Mrs S

Mrs S
K Patrick

‘It’s a funny thing to operate within a language that often serves to exclude, or even destroy you,’ K Patrick writes in their Granta piece ‘Notes on Craft’. ‘The idea is to stay agile, to offer something tumbling and nonstop; to not let text get the better of us.’

Mrs S, Patrick’s debut novel, is a powerful manifestation of this ideal. For the main character, an Australian lured with the promise of a visa to become ‘matron’ of an elite English boarding school, only their fixation Mrs S—the headmaster’s wife—is given a name. Text will not get the better of these characters; they evade easy categorisation.

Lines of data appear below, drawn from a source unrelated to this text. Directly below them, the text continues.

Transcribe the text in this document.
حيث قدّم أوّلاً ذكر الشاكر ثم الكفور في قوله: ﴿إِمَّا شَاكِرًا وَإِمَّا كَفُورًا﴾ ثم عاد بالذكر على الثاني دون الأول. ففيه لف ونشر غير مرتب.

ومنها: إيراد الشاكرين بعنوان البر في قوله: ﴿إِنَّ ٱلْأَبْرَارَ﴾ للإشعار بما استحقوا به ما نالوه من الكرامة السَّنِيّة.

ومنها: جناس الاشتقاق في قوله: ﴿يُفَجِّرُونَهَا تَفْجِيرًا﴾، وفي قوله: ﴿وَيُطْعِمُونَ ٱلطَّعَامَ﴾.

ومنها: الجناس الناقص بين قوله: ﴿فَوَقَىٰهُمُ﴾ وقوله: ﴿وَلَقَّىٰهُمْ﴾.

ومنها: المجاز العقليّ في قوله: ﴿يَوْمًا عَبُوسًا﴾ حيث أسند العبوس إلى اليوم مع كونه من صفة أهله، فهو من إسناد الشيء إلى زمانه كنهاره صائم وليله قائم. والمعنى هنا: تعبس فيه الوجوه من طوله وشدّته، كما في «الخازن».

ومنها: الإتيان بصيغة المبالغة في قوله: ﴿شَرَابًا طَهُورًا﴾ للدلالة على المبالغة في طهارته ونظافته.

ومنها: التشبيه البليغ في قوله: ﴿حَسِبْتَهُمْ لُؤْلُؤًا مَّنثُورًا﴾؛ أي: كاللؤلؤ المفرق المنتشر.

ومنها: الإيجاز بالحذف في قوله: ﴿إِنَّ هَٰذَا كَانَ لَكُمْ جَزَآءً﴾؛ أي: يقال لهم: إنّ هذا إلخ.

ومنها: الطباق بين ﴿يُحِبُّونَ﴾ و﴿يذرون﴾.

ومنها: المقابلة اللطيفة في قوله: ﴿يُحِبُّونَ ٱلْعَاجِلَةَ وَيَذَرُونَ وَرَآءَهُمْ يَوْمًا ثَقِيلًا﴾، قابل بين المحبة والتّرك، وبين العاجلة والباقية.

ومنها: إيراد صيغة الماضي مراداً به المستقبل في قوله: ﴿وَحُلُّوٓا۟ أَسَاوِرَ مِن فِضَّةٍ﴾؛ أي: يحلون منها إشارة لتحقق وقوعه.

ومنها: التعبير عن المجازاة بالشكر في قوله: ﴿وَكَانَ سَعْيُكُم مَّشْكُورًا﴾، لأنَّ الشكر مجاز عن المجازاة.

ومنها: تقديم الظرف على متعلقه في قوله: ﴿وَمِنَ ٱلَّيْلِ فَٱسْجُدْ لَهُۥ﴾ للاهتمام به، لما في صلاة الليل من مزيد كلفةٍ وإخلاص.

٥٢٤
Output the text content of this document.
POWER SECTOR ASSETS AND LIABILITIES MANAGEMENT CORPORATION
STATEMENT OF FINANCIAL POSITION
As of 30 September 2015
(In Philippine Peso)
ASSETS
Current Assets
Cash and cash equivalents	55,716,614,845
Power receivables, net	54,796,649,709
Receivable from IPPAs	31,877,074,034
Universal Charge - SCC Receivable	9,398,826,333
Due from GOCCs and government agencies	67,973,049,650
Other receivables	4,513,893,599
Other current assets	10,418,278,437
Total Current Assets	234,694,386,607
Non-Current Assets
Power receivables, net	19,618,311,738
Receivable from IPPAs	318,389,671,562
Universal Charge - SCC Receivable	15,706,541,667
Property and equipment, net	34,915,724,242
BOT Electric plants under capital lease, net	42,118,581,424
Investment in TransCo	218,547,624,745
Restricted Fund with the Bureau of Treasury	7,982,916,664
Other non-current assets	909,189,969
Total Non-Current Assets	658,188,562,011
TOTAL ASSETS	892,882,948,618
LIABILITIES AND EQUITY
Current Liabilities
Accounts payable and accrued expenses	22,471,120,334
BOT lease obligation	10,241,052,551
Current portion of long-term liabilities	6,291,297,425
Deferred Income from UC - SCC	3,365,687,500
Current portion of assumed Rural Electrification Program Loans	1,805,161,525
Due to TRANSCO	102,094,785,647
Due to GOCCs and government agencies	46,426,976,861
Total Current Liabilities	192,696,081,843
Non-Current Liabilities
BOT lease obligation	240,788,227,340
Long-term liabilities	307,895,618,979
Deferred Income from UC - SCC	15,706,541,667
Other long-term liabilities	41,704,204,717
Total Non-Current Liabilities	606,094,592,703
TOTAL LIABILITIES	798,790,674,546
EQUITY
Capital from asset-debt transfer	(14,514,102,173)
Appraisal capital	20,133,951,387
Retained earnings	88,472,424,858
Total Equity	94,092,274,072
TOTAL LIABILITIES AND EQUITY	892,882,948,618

Through the hazy heat of a long summer, the matron longs for Mrs S, building palpable erotic tension that fuels increasing secrecy and recklessness. Patrick’s motifs for this tension are delicately chosen: roses and thorns, stained glass shards, the solitary natural world as queer haven. When the matron and Mrs S give in to their connection, the excitement lifts off the page. Rarely are erotic scenes tolerable, let alone pleasurable to read, but this novel balances explicit sensuality with complex character dynamics. Every interaction feels tangible and human.

I was struck by the omnipresence of The Girls (an umbrella term for the pupils boarding at the school) and how they serve as reminder of the many and conflicting ways femininity and girlhood are conditioned. While The Girls rebel by drinking, punching boys, or sneaking out at night, the matron disrupts conformity simply by wearing a binder. In this context, the hero of the story is the matron’s quiet friendship with another butch character, who offers them a chance to be in queer community, despite their isolation and gender non-conformity. The duo’s connection rounds out the narrative, and is as much a part of the queer love story as the matron’s romantic, erotic connection with Mrs S.

I was thrilled when I heard K Patrick was launching a book, so touched was I by their ‘Notes on Craft’, and observations on language that excludes or destroys queer bodies. I had very high expectations of the novel—yet they have been exceeded. Reading Mrs S was an utterly new experience of language inclusive of a queer body like mine.